Talvez a maior falha do diagnóstico de Washington tenha sido o não reconhecimento da necessidade de reduzir as dívidas externas. Este erro teve, na verdade, um forte viés político-ideológico. A crise financeira de 1982 ameaçava proporcionar grandes prejuízos aos bancos privados internacionais, especialmente aos grandes bancos americanos, que haviam emprestado à América Latina quase 180% de seu capital.8 8 Em junho de 1982 o grupo dos nove maiores bancos americanos tinha emprestado à América Latina 179, 8% de seu capital, enquanto o restante dos bancos americanos tinha emprestado 85, 3%. Ver CEPAL (1990a, p. 43). Como as políticas dos organismos multilaterais são muito influenciadas por pressões do governo americano, o FMI e o BIRD foram induzidos a atuar, ao longo da crise, não só como executores dos programas de ajustamento, mas também (ainda que de forma extra-oficial) como cobradores dos títulos dos bancos privados. Até abril de 1989, o FMI costumava exigir que os países devedores acertassem os juros em atraso com os bancos comerciais antes de dar seu aval a um programa de ajustamento.
Na próxima seção iremos mostrar que o uso político das instituições multilaterais como instrumentos de cobrança da dívida reduziu a viabilidade técnica dos programas de ajustamento. A despeito de os países tutelados passarem a maior parte da década de oitenta sob estrangulamento externo, tanto o FMI como o BIRD pressionavam sistematicamente os governos locais a fechar acordos desvantajosos com os comitês bancários. Somente em 1989, após o lançamento do Plano Brady, o FMI e o BIRD adotaram políticas oficiais de apoio à redução da dívida externa e de seu serviço. O Consenso de Washington demorou quase 7 anos para reconhecer oficialmente a necessidade de reduzir as dívidas externas dos países devedores.
II. O AJUSTAMENTO DOS ANOS OITENTA
A. A Agenda de Washington
O termo "Consenso de Washington" foi usado por John Williamson para descrever o conjunto de propostas econômicas defendidas pelos políticos e tecnocratas residentes na capital americana.
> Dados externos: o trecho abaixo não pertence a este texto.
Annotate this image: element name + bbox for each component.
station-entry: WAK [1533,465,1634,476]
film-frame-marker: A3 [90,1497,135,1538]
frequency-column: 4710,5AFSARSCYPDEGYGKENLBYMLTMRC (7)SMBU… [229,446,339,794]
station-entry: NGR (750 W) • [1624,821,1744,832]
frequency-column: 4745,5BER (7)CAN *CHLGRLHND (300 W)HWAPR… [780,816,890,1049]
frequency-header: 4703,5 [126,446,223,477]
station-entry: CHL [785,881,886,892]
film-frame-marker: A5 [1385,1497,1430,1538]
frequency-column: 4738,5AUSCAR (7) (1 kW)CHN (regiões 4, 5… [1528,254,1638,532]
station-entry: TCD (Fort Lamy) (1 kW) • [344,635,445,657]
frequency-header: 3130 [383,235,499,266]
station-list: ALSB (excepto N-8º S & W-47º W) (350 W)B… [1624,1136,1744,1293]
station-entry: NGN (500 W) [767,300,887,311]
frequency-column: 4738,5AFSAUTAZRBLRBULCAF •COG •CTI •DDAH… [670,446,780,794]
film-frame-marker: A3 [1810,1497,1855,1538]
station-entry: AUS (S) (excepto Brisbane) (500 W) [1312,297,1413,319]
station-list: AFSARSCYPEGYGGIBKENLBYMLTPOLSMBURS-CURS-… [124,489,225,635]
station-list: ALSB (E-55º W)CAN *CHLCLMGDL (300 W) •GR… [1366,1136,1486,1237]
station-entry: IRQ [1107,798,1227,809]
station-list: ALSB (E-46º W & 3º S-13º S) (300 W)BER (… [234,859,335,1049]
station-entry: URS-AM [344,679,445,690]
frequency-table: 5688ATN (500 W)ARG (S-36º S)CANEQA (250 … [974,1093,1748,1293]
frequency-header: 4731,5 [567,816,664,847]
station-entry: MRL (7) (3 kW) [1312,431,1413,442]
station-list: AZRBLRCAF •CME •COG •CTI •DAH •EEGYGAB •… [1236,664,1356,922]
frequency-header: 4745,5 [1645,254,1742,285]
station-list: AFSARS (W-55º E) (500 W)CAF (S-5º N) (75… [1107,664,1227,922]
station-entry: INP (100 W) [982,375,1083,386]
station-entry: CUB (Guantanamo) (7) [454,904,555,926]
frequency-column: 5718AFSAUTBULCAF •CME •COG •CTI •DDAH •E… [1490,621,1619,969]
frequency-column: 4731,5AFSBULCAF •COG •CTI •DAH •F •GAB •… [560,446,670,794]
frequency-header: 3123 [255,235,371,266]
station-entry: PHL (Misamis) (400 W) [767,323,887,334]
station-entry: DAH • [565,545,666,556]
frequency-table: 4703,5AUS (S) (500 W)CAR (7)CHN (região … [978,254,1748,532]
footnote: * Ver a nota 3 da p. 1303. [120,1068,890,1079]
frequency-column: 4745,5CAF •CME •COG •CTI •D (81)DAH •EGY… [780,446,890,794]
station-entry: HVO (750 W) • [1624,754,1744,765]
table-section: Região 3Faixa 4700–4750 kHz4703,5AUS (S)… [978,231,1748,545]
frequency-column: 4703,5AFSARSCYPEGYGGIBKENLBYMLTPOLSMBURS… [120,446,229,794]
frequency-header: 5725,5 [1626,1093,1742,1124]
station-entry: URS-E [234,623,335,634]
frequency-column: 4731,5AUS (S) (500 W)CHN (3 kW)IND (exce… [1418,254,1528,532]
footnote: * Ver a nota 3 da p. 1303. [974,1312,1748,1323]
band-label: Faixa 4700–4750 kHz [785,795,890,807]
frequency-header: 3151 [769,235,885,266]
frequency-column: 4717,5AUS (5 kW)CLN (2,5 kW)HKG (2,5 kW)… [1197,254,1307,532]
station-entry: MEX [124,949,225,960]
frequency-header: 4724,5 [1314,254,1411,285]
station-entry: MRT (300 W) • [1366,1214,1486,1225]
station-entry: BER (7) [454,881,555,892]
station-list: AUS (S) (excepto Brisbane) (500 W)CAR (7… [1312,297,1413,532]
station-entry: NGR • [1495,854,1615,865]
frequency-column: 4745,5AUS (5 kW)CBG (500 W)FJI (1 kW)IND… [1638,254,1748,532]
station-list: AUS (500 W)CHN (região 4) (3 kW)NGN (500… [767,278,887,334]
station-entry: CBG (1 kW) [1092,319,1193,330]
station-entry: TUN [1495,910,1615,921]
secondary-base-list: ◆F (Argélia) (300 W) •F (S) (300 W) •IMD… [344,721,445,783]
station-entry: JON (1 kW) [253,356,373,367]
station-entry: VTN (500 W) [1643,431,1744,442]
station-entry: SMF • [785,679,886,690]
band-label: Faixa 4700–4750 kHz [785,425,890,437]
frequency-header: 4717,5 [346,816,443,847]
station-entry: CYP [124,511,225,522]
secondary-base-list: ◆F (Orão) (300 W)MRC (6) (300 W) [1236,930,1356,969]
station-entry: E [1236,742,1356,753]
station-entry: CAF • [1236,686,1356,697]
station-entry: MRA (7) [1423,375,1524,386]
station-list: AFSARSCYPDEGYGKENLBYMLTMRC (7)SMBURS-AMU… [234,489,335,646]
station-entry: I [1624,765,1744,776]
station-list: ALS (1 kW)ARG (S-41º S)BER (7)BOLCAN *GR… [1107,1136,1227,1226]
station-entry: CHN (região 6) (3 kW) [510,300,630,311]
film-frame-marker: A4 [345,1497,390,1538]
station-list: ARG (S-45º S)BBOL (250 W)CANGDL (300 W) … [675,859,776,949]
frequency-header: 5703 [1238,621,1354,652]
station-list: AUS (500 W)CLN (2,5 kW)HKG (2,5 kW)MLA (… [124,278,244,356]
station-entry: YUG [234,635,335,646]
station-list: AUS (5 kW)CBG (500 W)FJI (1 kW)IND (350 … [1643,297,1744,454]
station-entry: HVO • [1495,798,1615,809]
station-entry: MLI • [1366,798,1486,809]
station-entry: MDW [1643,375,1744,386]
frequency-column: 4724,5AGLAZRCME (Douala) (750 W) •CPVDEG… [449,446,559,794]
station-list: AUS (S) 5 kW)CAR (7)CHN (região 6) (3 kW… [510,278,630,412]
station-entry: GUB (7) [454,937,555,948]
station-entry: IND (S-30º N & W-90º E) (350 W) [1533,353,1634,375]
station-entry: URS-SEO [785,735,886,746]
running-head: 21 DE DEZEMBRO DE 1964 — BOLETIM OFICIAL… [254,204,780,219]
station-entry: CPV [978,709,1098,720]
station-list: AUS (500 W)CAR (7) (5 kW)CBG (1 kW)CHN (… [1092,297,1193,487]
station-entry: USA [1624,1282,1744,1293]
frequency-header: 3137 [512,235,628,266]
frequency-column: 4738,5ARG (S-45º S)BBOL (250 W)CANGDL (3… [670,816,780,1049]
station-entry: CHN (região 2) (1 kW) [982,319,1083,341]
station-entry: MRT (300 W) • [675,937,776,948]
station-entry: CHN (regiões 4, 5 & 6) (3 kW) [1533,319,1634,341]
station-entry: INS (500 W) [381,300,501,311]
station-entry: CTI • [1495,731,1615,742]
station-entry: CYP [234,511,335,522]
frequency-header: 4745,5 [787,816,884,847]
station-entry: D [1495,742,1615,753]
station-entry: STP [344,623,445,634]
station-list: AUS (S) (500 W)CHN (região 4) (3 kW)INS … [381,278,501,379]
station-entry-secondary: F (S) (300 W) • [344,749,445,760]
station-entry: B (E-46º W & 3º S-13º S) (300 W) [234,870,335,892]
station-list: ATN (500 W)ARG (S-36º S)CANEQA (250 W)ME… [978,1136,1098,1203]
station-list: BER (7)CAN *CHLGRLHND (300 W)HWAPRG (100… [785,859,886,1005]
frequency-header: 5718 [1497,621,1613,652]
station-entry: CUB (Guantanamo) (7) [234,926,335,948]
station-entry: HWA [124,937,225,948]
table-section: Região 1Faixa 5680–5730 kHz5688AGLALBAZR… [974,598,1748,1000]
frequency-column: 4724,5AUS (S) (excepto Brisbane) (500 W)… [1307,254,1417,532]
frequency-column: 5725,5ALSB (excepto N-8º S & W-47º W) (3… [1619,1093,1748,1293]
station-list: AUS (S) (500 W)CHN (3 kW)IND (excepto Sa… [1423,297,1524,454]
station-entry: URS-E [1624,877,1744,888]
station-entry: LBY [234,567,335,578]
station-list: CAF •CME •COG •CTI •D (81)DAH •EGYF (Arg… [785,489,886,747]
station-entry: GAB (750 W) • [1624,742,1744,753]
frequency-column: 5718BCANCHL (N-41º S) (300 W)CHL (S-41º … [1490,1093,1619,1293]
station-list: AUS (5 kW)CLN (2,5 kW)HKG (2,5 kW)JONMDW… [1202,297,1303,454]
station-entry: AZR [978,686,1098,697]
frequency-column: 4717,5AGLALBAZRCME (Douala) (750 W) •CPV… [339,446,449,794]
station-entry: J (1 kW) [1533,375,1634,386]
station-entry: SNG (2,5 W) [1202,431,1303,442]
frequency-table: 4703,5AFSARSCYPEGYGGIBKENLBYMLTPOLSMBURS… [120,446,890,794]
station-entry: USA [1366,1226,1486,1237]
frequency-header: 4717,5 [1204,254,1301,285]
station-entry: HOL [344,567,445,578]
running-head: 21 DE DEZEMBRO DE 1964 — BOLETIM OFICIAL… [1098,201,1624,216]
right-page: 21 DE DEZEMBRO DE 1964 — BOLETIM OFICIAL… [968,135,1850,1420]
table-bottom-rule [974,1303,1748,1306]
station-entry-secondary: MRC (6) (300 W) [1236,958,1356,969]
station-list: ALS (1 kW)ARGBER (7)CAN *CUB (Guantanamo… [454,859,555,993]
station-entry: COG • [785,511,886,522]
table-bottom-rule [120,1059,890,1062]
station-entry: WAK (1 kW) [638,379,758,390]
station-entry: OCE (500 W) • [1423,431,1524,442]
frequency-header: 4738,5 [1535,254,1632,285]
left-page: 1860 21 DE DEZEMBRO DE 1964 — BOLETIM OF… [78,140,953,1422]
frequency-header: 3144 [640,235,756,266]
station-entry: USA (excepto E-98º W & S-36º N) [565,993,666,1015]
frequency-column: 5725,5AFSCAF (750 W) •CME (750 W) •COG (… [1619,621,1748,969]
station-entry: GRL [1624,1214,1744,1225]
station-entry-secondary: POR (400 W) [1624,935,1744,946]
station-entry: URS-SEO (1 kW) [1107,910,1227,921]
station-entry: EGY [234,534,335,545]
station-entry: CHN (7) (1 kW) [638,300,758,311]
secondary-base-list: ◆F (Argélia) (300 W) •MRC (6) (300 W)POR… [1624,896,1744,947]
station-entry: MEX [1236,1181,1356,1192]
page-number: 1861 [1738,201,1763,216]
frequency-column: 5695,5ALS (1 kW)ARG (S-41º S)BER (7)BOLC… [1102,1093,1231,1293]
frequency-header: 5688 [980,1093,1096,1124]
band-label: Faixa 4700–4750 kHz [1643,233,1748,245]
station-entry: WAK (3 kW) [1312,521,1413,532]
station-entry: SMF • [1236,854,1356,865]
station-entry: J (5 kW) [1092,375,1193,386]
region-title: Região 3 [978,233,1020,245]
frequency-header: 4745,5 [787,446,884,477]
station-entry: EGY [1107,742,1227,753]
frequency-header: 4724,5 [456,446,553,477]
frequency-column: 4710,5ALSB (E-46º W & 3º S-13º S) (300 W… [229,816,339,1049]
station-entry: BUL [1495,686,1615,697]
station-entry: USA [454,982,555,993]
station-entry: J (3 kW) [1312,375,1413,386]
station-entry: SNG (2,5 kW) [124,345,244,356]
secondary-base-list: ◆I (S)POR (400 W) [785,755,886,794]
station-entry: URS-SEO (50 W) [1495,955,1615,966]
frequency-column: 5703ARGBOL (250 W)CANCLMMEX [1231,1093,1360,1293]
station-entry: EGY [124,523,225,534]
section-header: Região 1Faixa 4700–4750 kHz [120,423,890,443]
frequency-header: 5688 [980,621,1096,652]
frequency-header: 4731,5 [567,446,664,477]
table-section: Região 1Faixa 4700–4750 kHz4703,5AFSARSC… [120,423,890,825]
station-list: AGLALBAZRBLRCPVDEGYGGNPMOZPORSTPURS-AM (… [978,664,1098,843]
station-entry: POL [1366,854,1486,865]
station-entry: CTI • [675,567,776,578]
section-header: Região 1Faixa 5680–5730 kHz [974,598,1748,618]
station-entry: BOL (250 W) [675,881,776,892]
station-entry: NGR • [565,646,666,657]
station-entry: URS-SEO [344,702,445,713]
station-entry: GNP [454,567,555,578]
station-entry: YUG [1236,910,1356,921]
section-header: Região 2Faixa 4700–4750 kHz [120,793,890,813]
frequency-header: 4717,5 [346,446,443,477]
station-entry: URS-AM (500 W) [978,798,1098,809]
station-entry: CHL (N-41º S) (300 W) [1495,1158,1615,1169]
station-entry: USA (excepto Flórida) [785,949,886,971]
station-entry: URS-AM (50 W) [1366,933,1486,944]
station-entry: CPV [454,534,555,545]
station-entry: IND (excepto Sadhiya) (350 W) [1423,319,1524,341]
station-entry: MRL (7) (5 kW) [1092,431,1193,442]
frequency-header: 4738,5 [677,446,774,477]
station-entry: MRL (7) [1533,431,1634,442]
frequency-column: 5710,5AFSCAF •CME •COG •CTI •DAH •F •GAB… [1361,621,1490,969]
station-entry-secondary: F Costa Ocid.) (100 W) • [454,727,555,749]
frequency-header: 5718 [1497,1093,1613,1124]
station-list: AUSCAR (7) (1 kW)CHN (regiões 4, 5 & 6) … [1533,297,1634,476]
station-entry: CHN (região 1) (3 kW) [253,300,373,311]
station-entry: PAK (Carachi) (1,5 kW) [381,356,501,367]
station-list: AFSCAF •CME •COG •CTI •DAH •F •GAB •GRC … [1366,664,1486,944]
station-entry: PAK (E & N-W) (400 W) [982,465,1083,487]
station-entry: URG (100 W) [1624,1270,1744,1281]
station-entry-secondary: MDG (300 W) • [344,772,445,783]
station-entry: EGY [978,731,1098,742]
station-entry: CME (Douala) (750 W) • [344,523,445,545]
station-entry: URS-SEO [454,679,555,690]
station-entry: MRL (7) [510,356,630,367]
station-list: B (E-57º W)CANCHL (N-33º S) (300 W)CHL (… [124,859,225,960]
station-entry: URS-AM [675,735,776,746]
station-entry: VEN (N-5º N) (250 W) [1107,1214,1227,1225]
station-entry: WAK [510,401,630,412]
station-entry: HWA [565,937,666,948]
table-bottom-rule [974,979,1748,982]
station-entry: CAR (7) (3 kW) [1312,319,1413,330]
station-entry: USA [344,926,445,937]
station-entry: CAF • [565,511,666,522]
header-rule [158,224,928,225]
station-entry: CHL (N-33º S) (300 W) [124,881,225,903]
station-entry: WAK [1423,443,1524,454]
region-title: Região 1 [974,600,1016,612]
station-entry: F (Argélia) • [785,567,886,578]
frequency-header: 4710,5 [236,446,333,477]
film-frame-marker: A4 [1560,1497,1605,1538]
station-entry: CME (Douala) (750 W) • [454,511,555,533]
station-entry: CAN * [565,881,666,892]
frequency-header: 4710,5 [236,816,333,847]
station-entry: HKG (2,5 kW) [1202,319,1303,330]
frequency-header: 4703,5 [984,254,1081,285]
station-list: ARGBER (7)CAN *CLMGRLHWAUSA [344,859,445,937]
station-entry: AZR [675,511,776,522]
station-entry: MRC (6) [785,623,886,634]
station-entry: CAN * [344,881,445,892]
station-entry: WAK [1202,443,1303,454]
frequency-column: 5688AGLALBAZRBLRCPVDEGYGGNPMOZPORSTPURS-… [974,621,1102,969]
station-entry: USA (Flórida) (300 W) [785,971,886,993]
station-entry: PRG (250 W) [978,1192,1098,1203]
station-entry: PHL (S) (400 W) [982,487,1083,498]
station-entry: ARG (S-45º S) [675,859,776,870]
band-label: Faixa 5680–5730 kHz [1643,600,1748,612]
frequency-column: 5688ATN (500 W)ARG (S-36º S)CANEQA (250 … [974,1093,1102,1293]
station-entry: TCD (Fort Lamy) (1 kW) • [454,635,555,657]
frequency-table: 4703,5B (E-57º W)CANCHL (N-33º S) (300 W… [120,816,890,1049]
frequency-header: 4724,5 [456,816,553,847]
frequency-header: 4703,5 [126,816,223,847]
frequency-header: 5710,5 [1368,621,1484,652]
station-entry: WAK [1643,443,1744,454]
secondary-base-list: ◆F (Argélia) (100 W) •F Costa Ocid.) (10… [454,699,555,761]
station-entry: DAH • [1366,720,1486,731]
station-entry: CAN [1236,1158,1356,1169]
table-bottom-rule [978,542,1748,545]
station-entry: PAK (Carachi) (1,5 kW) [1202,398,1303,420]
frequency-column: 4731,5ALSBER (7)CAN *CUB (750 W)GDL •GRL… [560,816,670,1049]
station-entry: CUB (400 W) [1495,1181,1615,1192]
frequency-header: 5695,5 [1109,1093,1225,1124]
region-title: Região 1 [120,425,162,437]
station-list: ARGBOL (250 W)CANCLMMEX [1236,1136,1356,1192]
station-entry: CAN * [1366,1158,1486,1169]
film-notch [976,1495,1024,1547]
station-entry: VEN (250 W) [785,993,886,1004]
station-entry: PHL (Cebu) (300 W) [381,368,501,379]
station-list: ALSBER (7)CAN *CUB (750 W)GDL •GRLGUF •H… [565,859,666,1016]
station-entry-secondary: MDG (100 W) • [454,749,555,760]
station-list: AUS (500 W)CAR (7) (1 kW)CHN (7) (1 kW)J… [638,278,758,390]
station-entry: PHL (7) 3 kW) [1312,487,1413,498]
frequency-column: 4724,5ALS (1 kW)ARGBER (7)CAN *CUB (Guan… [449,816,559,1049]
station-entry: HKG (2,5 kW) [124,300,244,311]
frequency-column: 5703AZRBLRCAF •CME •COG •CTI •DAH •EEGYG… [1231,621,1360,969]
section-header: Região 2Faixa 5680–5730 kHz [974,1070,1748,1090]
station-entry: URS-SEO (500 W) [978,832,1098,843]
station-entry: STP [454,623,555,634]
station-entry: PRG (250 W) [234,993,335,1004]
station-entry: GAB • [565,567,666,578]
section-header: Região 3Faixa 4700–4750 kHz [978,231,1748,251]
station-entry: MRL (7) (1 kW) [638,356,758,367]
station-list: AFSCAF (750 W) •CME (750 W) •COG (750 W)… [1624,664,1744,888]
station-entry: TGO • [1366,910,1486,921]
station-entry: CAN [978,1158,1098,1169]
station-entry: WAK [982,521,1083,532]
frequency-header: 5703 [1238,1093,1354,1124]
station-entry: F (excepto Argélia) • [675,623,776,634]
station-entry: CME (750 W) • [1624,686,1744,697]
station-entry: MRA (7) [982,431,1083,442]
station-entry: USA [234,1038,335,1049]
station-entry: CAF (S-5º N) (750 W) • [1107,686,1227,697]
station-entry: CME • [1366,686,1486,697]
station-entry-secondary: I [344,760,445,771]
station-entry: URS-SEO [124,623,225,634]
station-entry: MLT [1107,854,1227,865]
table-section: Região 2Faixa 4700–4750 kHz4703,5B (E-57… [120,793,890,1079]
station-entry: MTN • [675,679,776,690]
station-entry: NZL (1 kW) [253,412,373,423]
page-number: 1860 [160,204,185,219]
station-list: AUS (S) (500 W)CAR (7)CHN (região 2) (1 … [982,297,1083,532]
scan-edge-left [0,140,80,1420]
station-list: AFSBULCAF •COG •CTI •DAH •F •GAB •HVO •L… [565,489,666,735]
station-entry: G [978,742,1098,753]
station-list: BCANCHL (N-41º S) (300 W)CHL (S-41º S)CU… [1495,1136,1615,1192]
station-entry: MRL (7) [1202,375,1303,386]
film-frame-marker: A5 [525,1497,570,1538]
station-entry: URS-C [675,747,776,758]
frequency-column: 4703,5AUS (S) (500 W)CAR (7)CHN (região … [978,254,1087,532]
Ele definiu o consenso de forma ampla, abrangendo tanto o Washington político, onde residem congressistas e membros da administração federal, como também o Washington tecnocrático das instituições financeiras internacionais e do Federal Reserve Board.9 9 Williamson (1990, p. 9).
Durante a maior parte dos anos oitenta, as recomendações do Consenso de Washington para o ajustamento da América Latina pareciam tomar por base, grosso modo, três premissas:
(i) Os desajustes econômicos resultam sempre de excesso de demanda oriunda dos gastos do setor público;
(ii) A liberalização da economia durante a fase de estabilização não irá criar desequilíbrios econômicos explosivos nem aumentar o fardo do ajustamento;
(iii) As dívidas externas devem ser pagas in totum para incentivar a volta dos empréstimos bancários voluntários.
Os devedores latino-americanos foram encorajados a tentar realizar simultaneamente a estabilização, a liberalização e o pagamento in totum das dívidas. A perseguição simultânea das três metas significou uma trajetória de ajustamento de difícil execução técnica e política. As políticas de ajustamento eram quase sempre drásticas e deveriam apresentar resultados a curto prazo. O país endividado negociava um programa de ajustamento contendo políticas macroeconômicas do FMI e reformas setoriais orientadas pelo BIRD.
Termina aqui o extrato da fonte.